La parata del 2 giugno e quelle polemiche da sempre presenti a sinistra

Pubblicato il 4 Giugno 2012 alle 09:49 Autore: Livio Ricciardelli

La parata del 2 giugno e quelle polemiche da sempre presenti a sinistra

 

Verrebbe da chiedersi “perché?”. E soprattutto “perché solo da noi”? In Italia ogni discussione è buona per far riaffiorare ed emergere una forma velata di populismo.

Sia chiaro: si tratta di una caratteristica intrinseca alla vicenda politica. E ogni qual volta si concede, grazie al cielo, pluralismo e libertà di stampa c’è sempre il rischio che riaffiori qualche tribuno capace, solo lui, di ergersi a vera “voce della verità”.
Ma in Italia da sempre, per motivi che si potrebbero analizzare dal punto di vista accademico, esiste una forma di populismo che ogni anno ed in ogni occasione prende di mira alcune celebrazioni nazionali e di stato.

L’ultima polemica è stata quella del 2 giugno: a seguito del sisma che ha colpito l’Emilia in molti si sono interrogati sull’opportunità di celebrare la festa della Repubblica attraverso la consueta parata militare in via dei Fori Imperiali. Un legittimo dubbio che quasi sempre tende ad essere qualcosa che stimola la coscienza e la riflessione sullo stato delle cose.

Il Presidente Napolitano il 2 giugno

Il Presidente Napolitano il 2 giugno

Quello che risulta inaccettabile è però non solo la diatriba politica, all’insegna del tanto agognato populismo, ma le polemiche che sono emerse in questa occasione. E così non solo Lega Nord, Idv e Sel si dichiarano contrari alla parata militare. Ma Di Pietro ribatte a Napolitano attaccando la presunta assenza di sobrietà della parata. Manomettendo dati ed eventi: effettivamente la parata è stata sobria, così come il ricevimento al Quirinale del primo giugno. Nessuno champagne e nessun caviale, ma prodotti di Libera, l’associazione di Don Ciotti che lavora sui terreni confiscati alla mafia. E soprattutto, questo forse il dato più preoccupante, non si sarebbe risparmiato nulla dalla cancellazione della parata. Gran parte dei soldi, comunque meno dell’anno scorso, erano stati già spesi. Non si capisce allora dal punto di vista meramente pratico cosa avrebbe aiutato le popolazioni colpite se non ci fosse stata la parata. Semplicemente avrà aiutato, almeno così credono nelle segreterie di partito, qualche leader nazionale desideroso di trarne profitto elettorale da questa triste vicenda.

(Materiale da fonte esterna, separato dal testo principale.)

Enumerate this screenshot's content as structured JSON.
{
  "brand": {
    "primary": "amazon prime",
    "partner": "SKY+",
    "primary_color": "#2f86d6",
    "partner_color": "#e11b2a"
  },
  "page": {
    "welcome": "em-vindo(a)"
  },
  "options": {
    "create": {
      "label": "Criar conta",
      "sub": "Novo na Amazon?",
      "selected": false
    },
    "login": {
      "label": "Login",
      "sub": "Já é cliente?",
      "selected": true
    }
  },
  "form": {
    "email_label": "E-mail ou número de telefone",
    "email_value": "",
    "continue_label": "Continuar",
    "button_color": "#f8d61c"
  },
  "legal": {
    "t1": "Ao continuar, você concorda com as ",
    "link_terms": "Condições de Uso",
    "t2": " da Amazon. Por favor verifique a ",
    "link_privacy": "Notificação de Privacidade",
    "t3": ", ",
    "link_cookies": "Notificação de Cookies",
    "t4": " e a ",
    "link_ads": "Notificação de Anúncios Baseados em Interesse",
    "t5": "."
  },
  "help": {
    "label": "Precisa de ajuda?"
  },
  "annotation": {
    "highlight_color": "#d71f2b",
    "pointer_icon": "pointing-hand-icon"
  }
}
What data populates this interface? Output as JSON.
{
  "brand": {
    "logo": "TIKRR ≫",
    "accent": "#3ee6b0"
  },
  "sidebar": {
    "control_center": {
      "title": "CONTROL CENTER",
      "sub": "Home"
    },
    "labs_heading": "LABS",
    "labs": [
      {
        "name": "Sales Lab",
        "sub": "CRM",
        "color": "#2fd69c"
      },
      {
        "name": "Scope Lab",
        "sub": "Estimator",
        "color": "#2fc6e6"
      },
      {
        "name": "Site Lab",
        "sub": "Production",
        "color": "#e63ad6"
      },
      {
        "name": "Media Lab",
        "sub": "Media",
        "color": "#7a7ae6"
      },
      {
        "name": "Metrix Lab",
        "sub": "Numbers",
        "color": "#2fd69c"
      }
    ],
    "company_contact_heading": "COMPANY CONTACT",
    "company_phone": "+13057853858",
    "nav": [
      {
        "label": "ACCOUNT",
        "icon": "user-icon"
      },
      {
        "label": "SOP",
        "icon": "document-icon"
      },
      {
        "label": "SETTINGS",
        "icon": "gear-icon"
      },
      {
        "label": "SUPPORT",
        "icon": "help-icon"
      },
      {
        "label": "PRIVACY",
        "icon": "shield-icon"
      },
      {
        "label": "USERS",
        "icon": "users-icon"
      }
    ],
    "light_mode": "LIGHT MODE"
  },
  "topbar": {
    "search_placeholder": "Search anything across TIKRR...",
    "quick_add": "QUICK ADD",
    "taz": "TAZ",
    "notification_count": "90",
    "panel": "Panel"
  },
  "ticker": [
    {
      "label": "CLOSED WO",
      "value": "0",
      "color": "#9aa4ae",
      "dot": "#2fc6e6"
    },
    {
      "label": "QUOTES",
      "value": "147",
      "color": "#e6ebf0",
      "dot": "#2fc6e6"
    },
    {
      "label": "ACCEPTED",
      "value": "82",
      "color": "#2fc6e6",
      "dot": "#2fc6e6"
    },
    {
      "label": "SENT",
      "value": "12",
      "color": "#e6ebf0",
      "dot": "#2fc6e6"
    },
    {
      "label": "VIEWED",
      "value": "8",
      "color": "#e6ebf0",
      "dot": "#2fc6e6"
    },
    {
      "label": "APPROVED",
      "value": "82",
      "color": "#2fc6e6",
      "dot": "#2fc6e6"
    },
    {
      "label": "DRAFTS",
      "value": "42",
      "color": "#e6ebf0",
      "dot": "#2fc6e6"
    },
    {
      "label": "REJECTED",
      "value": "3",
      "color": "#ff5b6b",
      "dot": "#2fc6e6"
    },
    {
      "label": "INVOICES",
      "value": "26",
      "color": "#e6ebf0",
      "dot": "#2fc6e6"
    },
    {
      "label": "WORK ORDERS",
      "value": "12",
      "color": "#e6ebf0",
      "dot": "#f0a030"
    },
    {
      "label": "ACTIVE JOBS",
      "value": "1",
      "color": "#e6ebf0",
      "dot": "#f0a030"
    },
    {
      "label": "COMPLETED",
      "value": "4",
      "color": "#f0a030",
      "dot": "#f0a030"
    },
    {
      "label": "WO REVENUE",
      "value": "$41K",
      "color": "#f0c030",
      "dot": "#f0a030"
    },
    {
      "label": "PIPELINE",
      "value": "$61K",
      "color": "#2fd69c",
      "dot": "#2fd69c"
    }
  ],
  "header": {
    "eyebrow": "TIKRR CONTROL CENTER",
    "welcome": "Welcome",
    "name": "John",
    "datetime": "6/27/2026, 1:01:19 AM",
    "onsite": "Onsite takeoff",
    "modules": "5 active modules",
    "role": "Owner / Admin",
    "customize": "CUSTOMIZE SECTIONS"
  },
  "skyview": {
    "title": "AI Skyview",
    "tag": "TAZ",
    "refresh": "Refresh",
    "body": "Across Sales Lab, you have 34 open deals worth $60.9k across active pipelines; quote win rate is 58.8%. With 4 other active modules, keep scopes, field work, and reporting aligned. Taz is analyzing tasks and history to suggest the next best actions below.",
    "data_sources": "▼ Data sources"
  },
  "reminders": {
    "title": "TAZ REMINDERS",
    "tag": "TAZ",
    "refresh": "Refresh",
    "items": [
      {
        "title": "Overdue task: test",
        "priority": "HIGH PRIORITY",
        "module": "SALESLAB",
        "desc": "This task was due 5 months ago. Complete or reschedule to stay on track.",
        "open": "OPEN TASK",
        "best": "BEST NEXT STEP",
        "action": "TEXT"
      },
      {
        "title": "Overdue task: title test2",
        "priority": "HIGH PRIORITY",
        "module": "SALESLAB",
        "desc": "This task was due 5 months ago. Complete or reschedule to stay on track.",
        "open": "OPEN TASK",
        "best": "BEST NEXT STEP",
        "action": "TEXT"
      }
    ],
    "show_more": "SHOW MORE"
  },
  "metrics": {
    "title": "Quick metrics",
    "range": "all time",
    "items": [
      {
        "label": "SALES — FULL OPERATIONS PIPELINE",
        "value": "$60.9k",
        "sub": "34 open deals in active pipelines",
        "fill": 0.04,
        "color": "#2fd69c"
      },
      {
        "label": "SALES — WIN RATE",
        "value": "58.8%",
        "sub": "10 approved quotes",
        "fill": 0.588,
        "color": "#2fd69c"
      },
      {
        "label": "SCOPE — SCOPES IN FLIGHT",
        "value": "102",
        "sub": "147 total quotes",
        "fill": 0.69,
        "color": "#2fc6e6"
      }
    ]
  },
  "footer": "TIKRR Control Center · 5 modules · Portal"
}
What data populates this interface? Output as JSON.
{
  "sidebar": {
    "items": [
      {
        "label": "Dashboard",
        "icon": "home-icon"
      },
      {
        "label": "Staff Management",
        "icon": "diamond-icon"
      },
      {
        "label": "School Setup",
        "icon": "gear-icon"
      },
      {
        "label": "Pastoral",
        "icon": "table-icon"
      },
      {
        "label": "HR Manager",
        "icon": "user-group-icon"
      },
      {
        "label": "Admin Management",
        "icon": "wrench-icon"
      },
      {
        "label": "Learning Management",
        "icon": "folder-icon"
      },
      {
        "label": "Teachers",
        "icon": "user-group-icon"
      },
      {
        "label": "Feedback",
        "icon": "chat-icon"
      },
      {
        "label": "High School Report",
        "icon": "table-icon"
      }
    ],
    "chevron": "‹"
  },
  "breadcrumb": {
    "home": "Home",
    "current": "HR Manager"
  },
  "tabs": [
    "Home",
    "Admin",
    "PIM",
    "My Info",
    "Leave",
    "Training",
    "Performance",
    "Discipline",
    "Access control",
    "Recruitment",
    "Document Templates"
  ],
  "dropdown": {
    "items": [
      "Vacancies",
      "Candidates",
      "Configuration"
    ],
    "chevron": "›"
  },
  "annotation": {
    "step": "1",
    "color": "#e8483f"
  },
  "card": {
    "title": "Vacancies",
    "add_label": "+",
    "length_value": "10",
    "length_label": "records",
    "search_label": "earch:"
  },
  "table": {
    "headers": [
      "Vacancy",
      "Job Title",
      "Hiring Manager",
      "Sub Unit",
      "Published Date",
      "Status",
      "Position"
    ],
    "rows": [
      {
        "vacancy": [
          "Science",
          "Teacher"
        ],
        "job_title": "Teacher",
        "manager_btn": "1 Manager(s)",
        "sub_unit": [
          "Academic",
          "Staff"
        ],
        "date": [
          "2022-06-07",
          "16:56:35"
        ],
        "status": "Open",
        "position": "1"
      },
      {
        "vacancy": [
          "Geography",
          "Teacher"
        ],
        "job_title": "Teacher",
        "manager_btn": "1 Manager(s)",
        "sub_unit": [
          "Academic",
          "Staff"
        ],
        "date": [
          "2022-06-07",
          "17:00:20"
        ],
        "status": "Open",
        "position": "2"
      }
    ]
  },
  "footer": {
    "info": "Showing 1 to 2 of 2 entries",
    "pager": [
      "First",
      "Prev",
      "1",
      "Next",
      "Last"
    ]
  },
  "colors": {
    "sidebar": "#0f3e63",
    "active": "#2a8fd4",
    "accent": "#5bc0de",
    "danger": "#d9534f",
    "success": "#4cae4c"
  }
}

Si tratta dunque di un ovvio caso di populismo in cui l’oggettività e la praticabilità delle cose lascia lo spazio allo slogan e alla disinformazione. Che come abbiamo visto il più delle volte è quanto mai deliberata. Del resto siamo nel Paese dove “si vota ogni anno”. E c’è sempre un Maroni, un Di Pietro e un Vendola di turno (per non parlare del sindaco di Roma Alemanno e le sue inedite tendenze grilline) che cerca di capitalizzare la situazione.

Ma c’è anche un problema ideologico purtroppo. E qui torniamo al “perché solo da noi?”. Vi è anche una contrarietà, da parte di alcune forze politiche, nei confronti di qualsiasi momento di celebrazione dell’unità dello stato che poi è alla base del vivere civile e del comune stare insieme. Basti pensare al bailamme dell’anno scorso, quando il Carroccio con la scusa della crisi e dei necessari tagli (sempre presente come argomentazione) chiese di fatto la soppressione delle sacrosante celebrazioni per i 150 anni del nostro Paese.

Ma se ci si può aspettare di tutto da una forza politica che, partendo da una feroce critica nei confronti degli sperperi dello stato centrale, col tempo ha assunto caratteristiche prettamente anti-nazionale, un po’ di coraggio ci sarebbe da aspettarselo dalla sinistra. Che da sempre quando si parla di parate militare o momenti celebrativi analoghi ha sempre qualcosa da ridire. Dal Presidente della Camera Fausto Bertinotti con la spilletta della pace alla parata, alla presunta incompatibilità di quelle marce e quelle fanfare con alcuni valori universali.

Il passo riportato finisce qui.